The attack on Pearl Harbor brought the activities of the BPYC to an abrupt halt. The Coast Guard was granted use of the yacht club for the duration of the war, and when the Club resumed operations in 1947, the property was in severe need of repair. Commodore William G. Anderson negotiated over half of the $4600 needed to restore the buildings and grounds from the government, and was responsible for virtually single-handedly getting the Yacht Club back into full operation. Over the next several years, he found owners for all the dinghies and 19-footers, commissioned the first Club launch “Beeps” and refaced the Fisherman’s Wharf in granite.
Also during 1947, negotiations for dredging the Pool began, and although the City of Biddeford initially pledged the $12,000 needed, most of the money came from the summer people and the Fisherman’s Association and was not completed until 1956.

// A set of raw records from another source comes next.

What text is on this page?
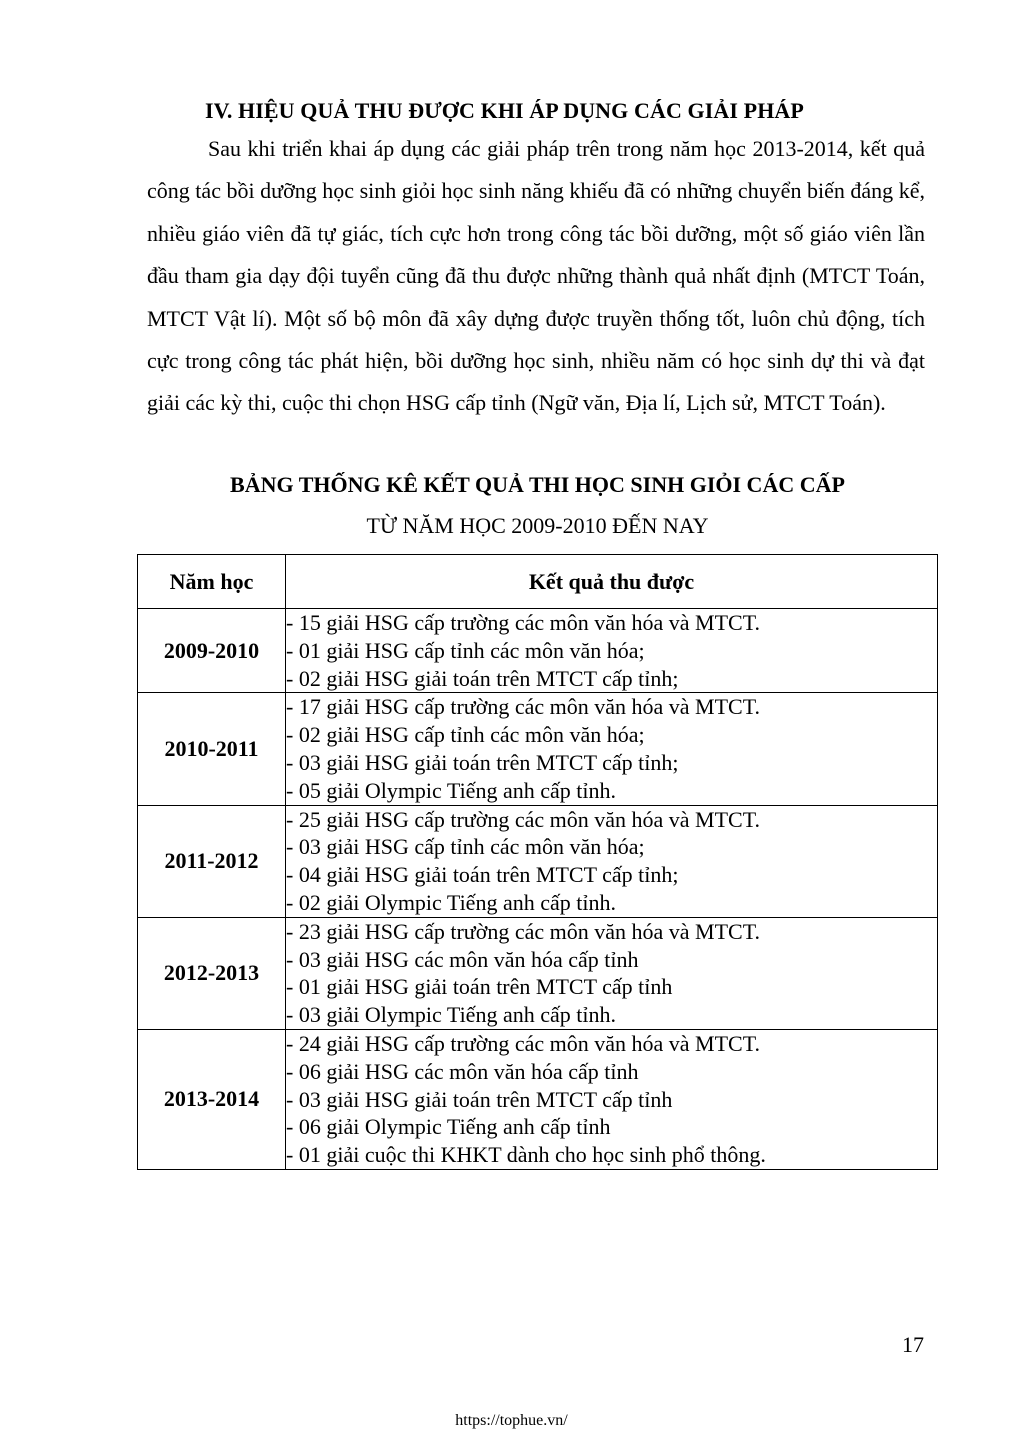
IV. HIỆU QUẢ THU ĐƯỢC KHI ÁP DỤNG CÁC GIẢI PHÁP

Sau khi triển khai áp dụng các giải pháp trên trong năm học 2013-2014, kết quả công tác bồi dưỡng học sinh giỏi học sinh năng khiếu đã có những chuyển biến đáng kể, nhiều giáo viên đã tự giác, tích cực hơn trong công tác bồi dưỡng, một số giáo viên lần đầu tham gia dạy đội tuyển cũng đã thu được những thành quả nhất định (MTCT Toán, MTCT Vật lí). Một số bộ môn đã xây dựng được truyền thống tốt, luôn chủ động, tích cực trong công tác phát hiện, bồi dưỡng học sinh, nhiều năm có học sinh dự thi và đạt giải các kỳ thi, cuộc thi chọn HSG cấp tỉnh (Ngữ văn, Địa lí, Lịch sử, MTCT Toán).

BẢNG THỐNG KÊ KẾT QUẢ THI HỌC SINH GIỎI CÁC CẤP
TỪ NĂM HỌC 2009-2010 ĐẾN NAY
Năm học	Kết quả thu được
2009-2010	- 15 giải HSG cấp trường các môn văn hóa và MTCT.
- 01 giải HSG cấp tỉnh các môn văn hóa;
- 02 giải HSG giải toán trên MTCT cấp tỉnh;

2010-2011	- 17 giải HSG cấp trường các môn văn hóa và MTCT.
- 02 giải HSG cấp tỉnh các môn văn hóa;
- 03 giải HSG giải toán trên MTCT cấp tỉnh;
- 05 giải Olympic Tiếng anh cấp tỉnh.

2011-2012	- 25 giải HSG cấp trường các môn văn hóa và MTCT.
- 03 giải HSG cấp tỉnh các môn văn hóa;
- 04 giải HSG giải toán trên MTCT cấp tỉnh;
- 02 giải Olympic Tiếng anh cấp tỉnh.

2012-2013	- 23 giải HSG cấp trường các môn văn hóa và MTCT.
- 03 giải HSG các môn văn hóa cấp tỉnh
- 01 giải HSG giải toán trên MTCT cấp tỉnh
- 03 giải Olympic Tiếng anh cấp tỉnh.

2013-2014	- 24 giải HSG cấp trường các môn văn hóa và MTCT.
- 06 giải HSG các môn văn hóa cấp tỉnh
- 03 giải HSG giải toán trên MTCT cấp tỉnh
- 06 giải Olympic Tiếng anh cấp tỉnh
- 01 giải cuộc thi KHKT dành cho học sinh phổ thông.
17
https://tophue.vn/
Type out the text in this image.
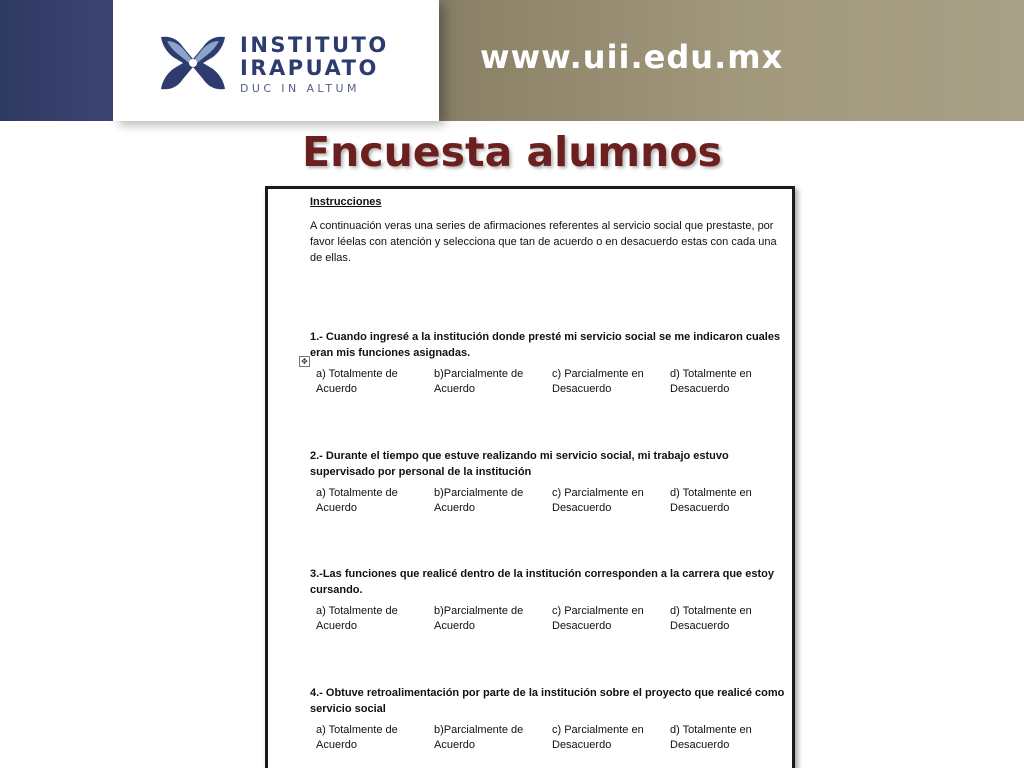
INSTITUTO
IRAPUATO
DUC IN ALTUM
www.uii.edu.mx
Encuesta alumnos
Instrucciones
A continuación veras una series de afirmaciones referentes al servicio social que prestaste, por favor léelas con atención y selecciona que tan de acuerdo o en desacuerdo estas con cada una de ellas.
1.- Cuando ingresé a la institución donde presté mi servicio social se me indicaron cuales eran mis funciones asignadas.
✥
a) Totalmente de Acuerdo
b)Parcialmente de Acuerdo
c) Parcialmente en Desacuerdo
d) Totalmente en Desacuerdo
2.- Durante el tiempo que estuve realizando mi servicio social, mi trabajo estuvo supervisado por personal de la institución
a) Totalmente de Acuerdo
b)Parcialmente de Acuerdo
c) Parcialmente en Desacuerdo
d) Totalmente en Desacuerdo
3.-Las funciones que realicé dentro de la institución corresponden a la carrera que estoy cursando.
a) Totalmente de Acuerdo
b)Parcialmente de Acuerdo
c) Parcialmente en Desacuerdo
d) Totalmente en Desacuerdo
4.- Obtuve retroalimentación por parte de la institución sobre el proyecto que realicé como servicio social
a) Totalmente de Acuerdo
b)Parcialmente de Acuerdo
c) Parcialmente en Desacuerdo
d) Totalmente en Desacuerdo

By 1957 two new classes of boats, Turnabouts and Rhodes 18’s, were chosen to help expand the participation in sailing in general and racing in particular. The T-Wharf on the Gut was also replaced, substantially enlarging water-front activities. The first Turnabouts arrived in 1958 and the Club offered sailing lessons for the first time (?) with Bill Wakelin as instructor. The fleet eventually numbered twenty boats and was a powerful factor in bringing young sailors into the Club. Commodore Harrison Black bought the first Rhodes 18 that year, followed by Andy Lindsay in 1960.

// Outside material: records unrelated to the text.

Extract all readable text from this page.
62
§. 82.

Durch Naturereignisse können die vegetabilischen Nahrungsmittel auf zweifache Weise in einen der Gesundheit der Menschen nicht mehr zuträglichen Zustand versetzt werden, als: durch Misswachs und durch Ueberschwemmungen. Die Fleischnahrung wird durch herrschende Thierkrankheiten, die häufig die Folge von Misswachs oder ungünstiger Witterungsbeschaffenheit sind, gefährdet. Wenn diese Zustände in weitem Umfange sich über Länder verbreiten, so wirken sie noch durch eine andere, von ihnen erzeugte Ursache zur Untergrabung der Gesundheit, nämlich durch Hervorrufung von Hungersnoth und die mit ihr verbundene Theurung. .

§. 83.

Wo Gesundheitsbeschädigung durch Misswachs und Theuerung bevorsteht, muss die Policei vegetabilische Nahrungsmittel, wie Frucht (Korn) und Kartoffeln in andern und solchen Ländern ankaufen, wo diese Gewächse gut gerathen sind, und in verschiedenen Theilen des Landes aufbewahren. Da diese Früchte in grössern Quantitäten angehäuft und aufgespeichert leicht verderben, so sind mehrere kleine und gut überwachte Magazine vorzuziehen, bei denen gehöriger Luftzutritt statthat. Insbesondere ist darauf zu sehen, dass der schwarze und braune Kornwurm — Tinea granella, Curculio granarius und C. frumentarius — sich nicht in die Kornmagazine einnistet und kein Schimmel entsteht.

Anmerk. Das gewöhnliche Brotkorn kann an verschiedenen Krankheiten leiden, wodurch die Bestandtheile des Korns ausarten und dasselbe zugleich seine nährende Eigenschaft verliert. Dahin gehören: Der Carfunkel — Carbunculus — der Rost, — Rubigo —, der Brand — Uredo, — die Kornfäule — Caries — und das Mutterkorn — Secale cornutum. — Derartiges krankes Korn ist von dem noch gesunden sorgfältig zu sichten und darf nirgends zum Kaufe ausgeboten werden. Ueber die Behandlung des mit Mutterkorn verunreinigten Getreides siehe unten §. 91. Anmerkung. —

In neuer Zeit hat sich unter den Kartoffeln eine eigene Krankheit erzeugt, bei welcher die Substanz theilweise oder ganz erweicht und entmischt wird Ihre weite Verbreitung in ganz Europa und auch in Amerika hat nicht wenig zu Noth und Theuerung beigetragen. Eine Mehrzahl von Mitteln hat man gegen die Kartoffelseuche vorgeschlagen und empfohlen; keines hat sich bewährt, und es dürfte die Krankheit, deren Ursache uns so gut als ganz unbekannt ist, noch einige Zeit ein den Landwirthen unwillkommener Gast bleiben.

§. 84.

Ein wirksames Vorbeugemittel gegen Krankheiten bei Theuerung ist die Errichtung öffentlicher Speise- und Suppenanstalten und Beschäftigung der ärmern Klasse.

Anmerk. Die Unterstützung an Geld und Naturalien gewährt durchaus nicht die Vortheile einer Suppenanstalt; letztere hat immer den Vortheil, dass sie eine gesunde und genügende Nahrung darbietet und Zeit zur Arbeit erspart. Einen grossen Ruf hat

In 1959 Andy Lindsay became Club Manager and Sailing Instructor and although he relinquished his teaching duties in 1961, he remained the backbone of the Club for 19 years. Under his expert management and guidance, numerous building projects were undertaken, including rebuilding of the large float and Gut-side wharf, putting up the flagpole in true “Bristol” fashion; putting up money for the purchasing of the annex from Lester Woodward as well as the sister ship of the launch “Breakaway”; and other indispensable acts too numerous to mention. It would be safe to say that an entire generation of budding sailors acquired a great share of their knowledge of seamanship and sailing from Andy whether he was sailing instructor or not. An amusing testimonial to this fact was the choice of the name “Askandi” for the Yokanas’ Rhodes.

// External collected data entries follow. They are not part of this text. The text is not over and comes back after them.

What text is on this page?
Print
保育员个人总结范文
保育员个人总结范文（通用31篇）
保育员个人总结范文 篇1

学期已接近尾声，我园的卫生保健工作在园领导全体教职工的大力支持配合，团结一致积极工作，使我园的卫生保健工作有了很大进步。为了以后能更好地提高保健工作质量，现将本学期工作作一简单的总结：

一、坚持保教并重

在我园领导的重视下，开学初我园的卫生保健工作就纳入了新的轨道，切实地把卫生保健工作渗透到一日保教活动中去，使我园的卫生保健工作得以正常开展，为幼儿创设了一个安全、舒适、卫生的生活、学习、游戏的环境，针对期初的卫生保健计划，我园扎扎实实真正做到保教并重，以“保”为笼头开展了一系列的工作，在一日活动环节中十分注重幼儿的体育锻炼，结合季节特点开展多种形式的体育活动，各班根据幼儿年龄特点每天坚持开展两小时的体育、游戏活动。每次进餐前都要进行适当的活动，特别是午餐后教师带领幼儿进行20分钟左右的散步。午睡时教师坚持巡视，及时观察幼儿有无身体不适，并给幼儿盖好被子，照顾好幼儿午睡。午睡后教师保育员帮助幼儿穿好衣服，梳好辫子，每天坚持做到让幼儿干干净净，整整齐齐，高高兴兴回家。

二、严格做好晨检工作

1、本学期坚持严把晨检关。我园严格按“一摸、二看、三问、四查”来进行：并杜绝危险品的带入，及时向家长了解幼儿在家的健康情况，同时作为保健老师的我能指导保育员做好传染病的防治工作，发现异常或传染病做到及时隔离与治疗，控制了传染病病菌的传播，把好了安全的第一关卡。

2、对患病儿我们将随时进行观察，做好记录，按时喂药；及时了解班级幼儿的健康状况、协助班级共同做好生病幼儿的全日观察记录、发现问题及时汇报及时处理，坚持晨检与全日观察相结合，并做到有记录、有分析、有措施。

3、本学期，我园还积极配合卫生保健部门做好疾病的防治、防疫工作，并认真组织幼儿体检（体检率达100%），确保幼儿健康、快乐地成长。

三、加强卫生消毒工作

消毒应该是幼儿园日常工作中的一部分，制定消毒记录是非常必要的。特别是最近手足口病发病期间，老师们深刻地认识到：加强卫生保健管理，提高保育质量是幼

Andy’s return to the Pool coincided with the building of the new Clubhouse in 1960. The Legallee Paint Shop building, which stood at the inboard end of Fisherman’s Wharf for many years, was moved to its present location and joined to the Dupee Boathouse which had served as Clubhouse for the first 26 years. Harold Devitt, who drew up plans for the completion of the interior of the main building, is credited with the inspired idea of turning the Dupee building around 180 degrees and using what had originally been a porch on the Gut side as a hallway connecting the two buildings. At the same time, the outside locker building was refurbished and moved further out on the property.
With a new fleet and clubhouse and scores of eager young sailors, the Yacht Club become the place to be for the youth. Many interclub races were held at home and away, and in 1963 the BPYC hosted the Rhodes 18 National Race Weekend for the first time with thirty boats competing in a five-race series. Subsequently, Biddeford Pool sailors represented the BPYC at Dennis and Barnstable, MA, and Greenwich, CT, and earned an enviable record.. Commodore Clint Marshall eventually became President of the Rhodes 18 National organization.